Pape Traoré. Je suis étudiant, et cela fait deux semaines que j’essaie de renouveler juste mon récépissé. Je n’ai toujours pas mon titre de séjour depuis août 2011, je suis en situation irrégulière depuis novembre juste parce que j’arrive pas à renouveler mon récépissé ?

S.M. Vous tombez dans le cadre de la fameuse circulaire Guéant, dont il est fait état dans le portrait de Libération de ce mardi matin, qui est en train de bloquer les étudiants dans leurs démarches administratives, soit pour continuer leur études, soit pour trouver du travail à la fin de leur études.

Indignet. Ce traitement n’est-il pas contraire à certains principes de la Convention européenne des droits de l’homme ? Quelle serait la responsabilité de l’état en cas de problème de santé grave lors de ces longues périodes d’attentes dans le froid ?

S.M. On peut considérer en effet que ces conditions sont particulièrement indignes. On peut réfléchir à saisir les instances européennes. En cas de maladie, ou de décès, on peut envisager d’engager la responsabilité de l’Etat.

YSF. Depuis la circulaire Guéant datant du 31 mai concernant les étudiants étrangers, ces derniers peuvent se voir refuser une nouvelle carte d’étudiant ou un récépissé, ce qui les place en situation d’illégalité.
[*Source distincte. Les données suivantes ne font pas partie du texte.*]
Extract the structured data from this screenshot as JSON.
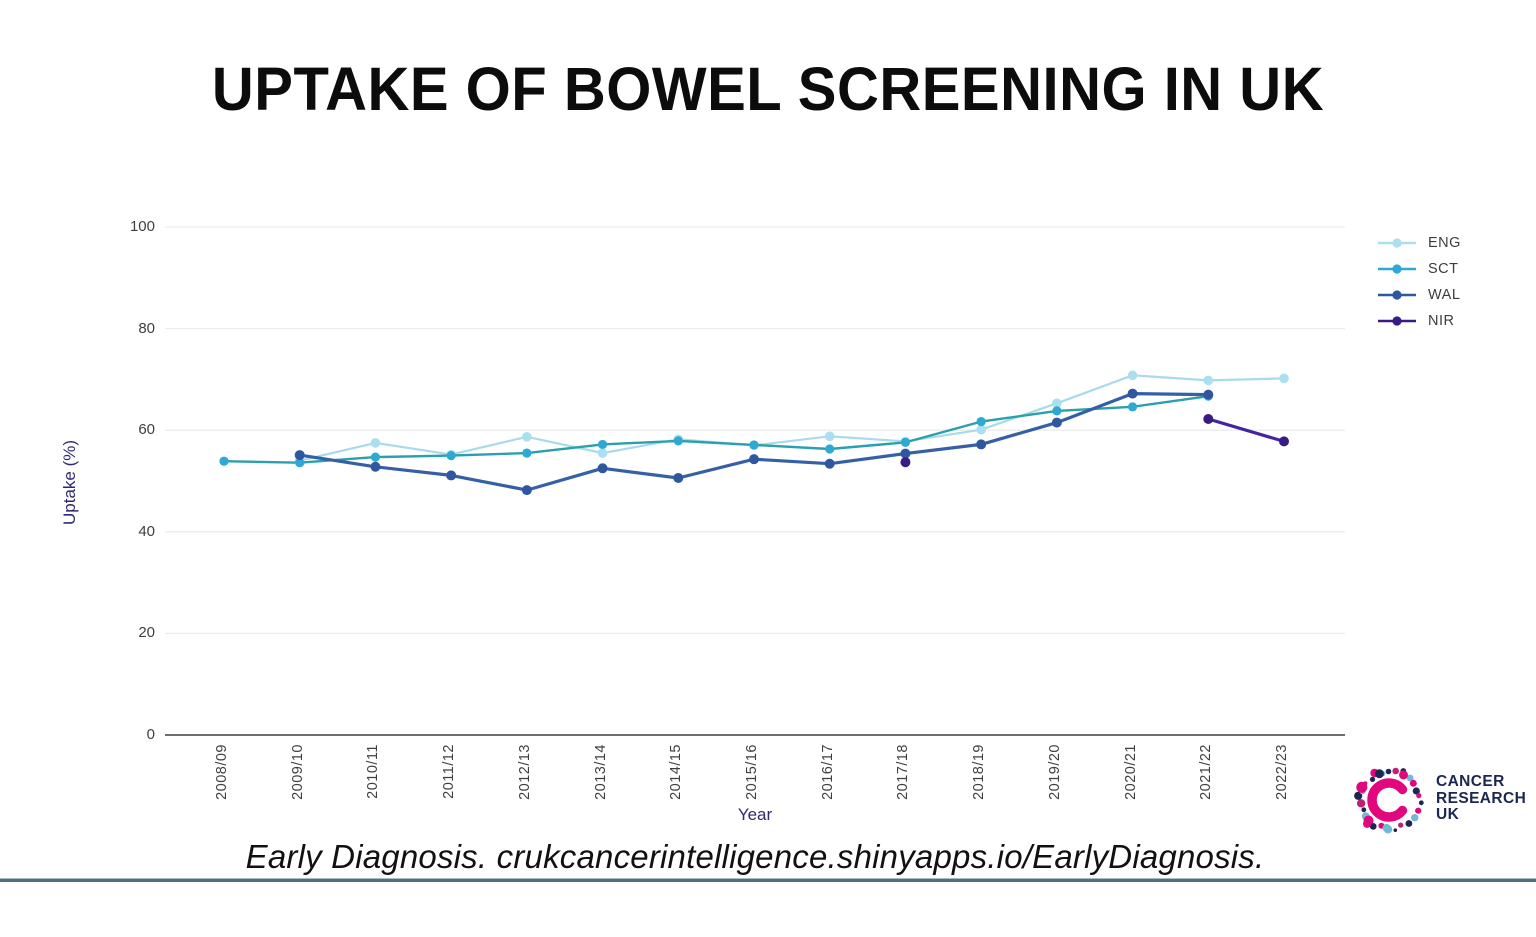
{
  "title": {
    "text": "UPTAKE OF BOWEL SCREENING IN UK"
  },
  "footer": {
    "text": "Early Diagnosis. crukcancerintelligence.shinyapps.io/EarlyDiagnosis."
  },
  "logo": {
    "line1": "CANCER",
    "line2": "RESEARCH",
    "line3": "UK",
    "pink": "#e2067f",
    "navy": "#1b2653",
    "light_blue": "#71b8d9"
  },
  "axis_colors": {
    "tick_label": "#3f3f3f",
    "axis_title": "#2e2a6e",
    "gridline": "#ececec",
    "zero_line": "#6e6e6e"
  },
  "chart_data": {
    "type": "line",
    "title": "UPTAKE OF BOWEL SCREENING IN UK",
    "xlabel": "Year",
    "ylabel": "Uptake (%)",
    "ylim": [
      0,
      100
    ],
    "yticks": [
      0,
      20,
      40,
      60,
      80,
      100
    ],
    "grid": true,
    "legend_position": "right",
    "categories": [
      "2008/09",
      "2009/10",
      "2010/11",
      "2011/12",
      "2012/13",
      "2013/14",
      "2014/15",
      "2015/16",
      "2016/17",
      "2017/18",
      "2018/19",
      "2019/20",
      "2020/21",
      "2021/22",
      "2022/23"
    ],
    "series": [
      {
        "name": "ENG",
        "line_color": "#a8daeb",
        "marker_color": "#abdff0",
        "values": [
          null,
          54.0,
          57.5,
          55.2,
          58.7,
          55.5,
          58.2,
          57.0,
          58.8,
          57.8,
          60.1,
          65.3,
          70.8,
          69.8,
          70.2
        ]
      },
      {
        "name": "SCT",
        "line_color": "#2b9fac",
        "marker_color": "#2ea9d3",
        "values": [
          53.9,
          53.6,
          54.7,
          55.0,
          55.5,
          57.2,
          57.9,
          57.1,
          56.3,
          57.6,
          61.7,
          63.8,
          64.6,
          66.7,
          null
        ]
      },
      {
        "name": "WAL",
        "line_color": "#3560a6",
        "marker_color": "#2f57a0",
        "values": [
          null,
          55.1,
          52.8,
          51.1,
          48.2,
          52.5,
          50.6,
          54.3,
          53.4,
          55.4,
          57.2,
          61.5,
          67.2,
          67.0,
          null
        ]
      },
      {
        "name": "NIR",
        "line_color": "#45259e",
        "marker_color": "#381c85",
        "values": [
          null,
          null,
          null,
          null,
          null,
          null,
          null,
          null,
          null,
          53.7,
          null,
          null,
          null,
          62.2,
          57.8
        ]
      }
    ]
  }
}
Est-ce légal de la part des préfectures ? Comment y faire face ?

S.M. Une circulaire n’est pas opposable, c’est-à-dire qu’elle n’a pas force de loi, ni de décret. Mais, en même temps, elle est appliquée par l’administration, donc le refus qui serait fondé sur cette circulaire pourrait être attaqué devant les juridictions administratives. Pour en savoir plus, vous pouvez consulter le site du Gisti, et notamment l’article A la faveur de la crise, étrangers vache à lait ?

Cafard. Où trouver les infos avant d’aller faire la queue ?

S.M. Sur le site de RESF, vous trouverez le dossier de presse du 5 décembre 2011 où l’on fait un petit point sur les préfectures.